You could think of this as an opportunity.  I know that probably sounds kind of patronizing and idealistic, given that the economy isn’t so great and the “you can be whatever you want to be!” line is kind of old and tired.  But it can’t hurt to be optimistic, right?  Depending on where you live and what sorts of opportunities are available, you might have a number of options of things to try and find out what you like and what your strong points are.  You can find out if you like working with adults, or with kids, or with something artistic… if you have good organization skills, interpersonal skills, etc.

I’m also facing having to balance my work life with home… and it worries me, too.  But as PPs have pointed out, many many women do it.  Keep good communication with your hubs-to-be about how to share the at-home work and take care of each other and your eventual kid(s) – so that if you both do have to work, you can do it and still be happy with your family life.  Take it one step at a time – you can totally do it. πŸ™‚

Post # 13
Member
317 posts
Helper bee
  • Wedding: May 2010

It’s always good to have a work history established, even if you end up staying home with kids further down the road.
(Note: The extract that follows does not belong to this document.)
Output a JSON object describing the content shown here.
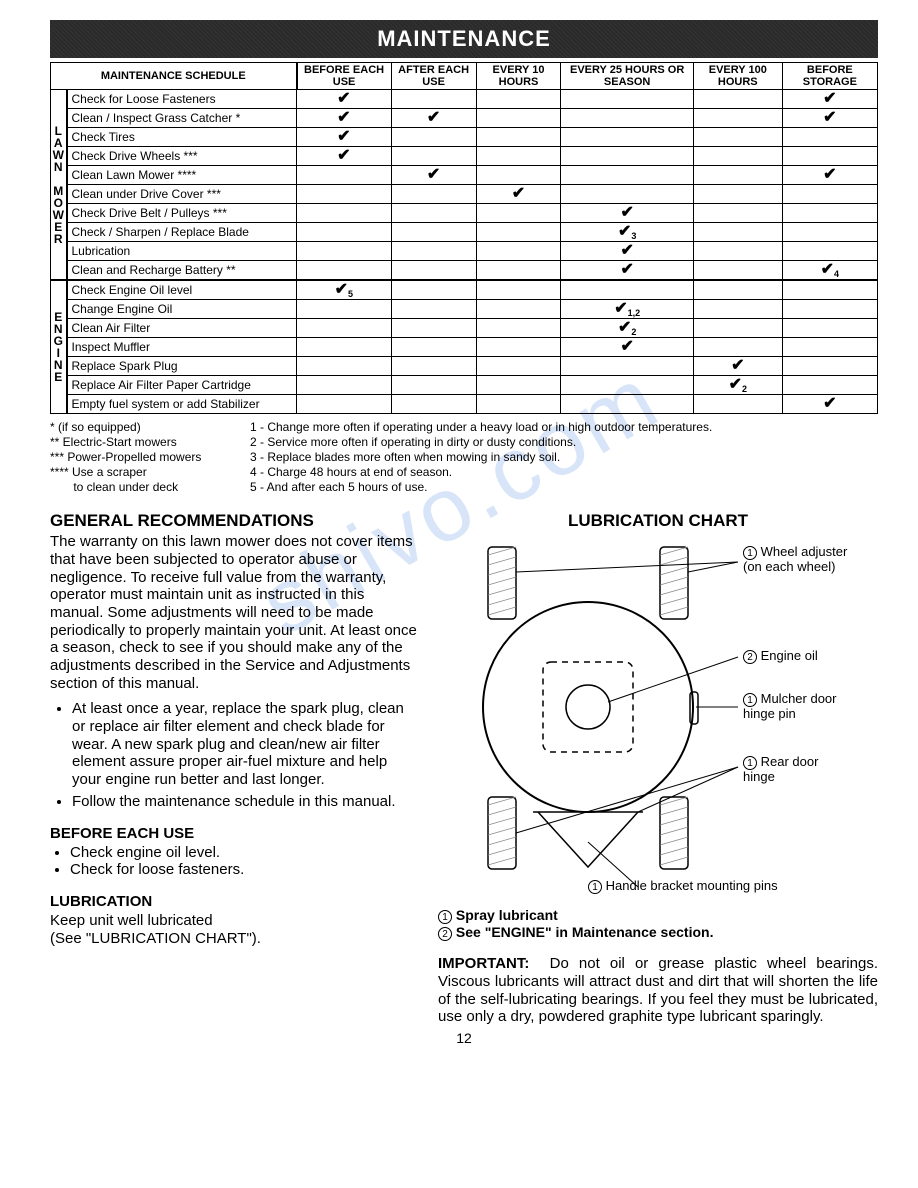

My father passed away leaving my mother a widow at 51 years old with my younger brother still in high school. Thank goodness she had gone back into the workforce when my brother started school or my family would have been in a really bad financial position.  You hate to think of that kind of stuff happening, but it’s good to be prepared for any possibilty.

As far as working and maintaing a good home, make your husband help! My husband and I both work over 40 hours a week, so we both pitch in together.

Post # 14
Member
382 posts
Helper bee
  • Wedding: July 2011

I work for a staffing agency. I would recommend you go to one of those in your city. You might have to try a few of them! Different agencies have different specialties, usually! Like my office deals with clerical and industrial. I know some places only need temporary help, but sometimes we will have jobs that are temp to permanent. If you do a really good job. If you type well and are efficient with Excel and things of that nature then I think you might have a good shot at getting into a job like that, if you have good clerical skills. A lot of places use staffing agencies now. Instead of hiring directly. That way they can weed people out!

Post # 15
Member
200 posts
Helper bee
  • Wedding: May 2012

My advice would be not to focus on finding the “dream job” right away.  Find a job that you don’t mind until the perfect job comes along.  Good luck and I think it’s great you’re willing to help your Fiance with the expenses.  It makes everything equal and a partnership.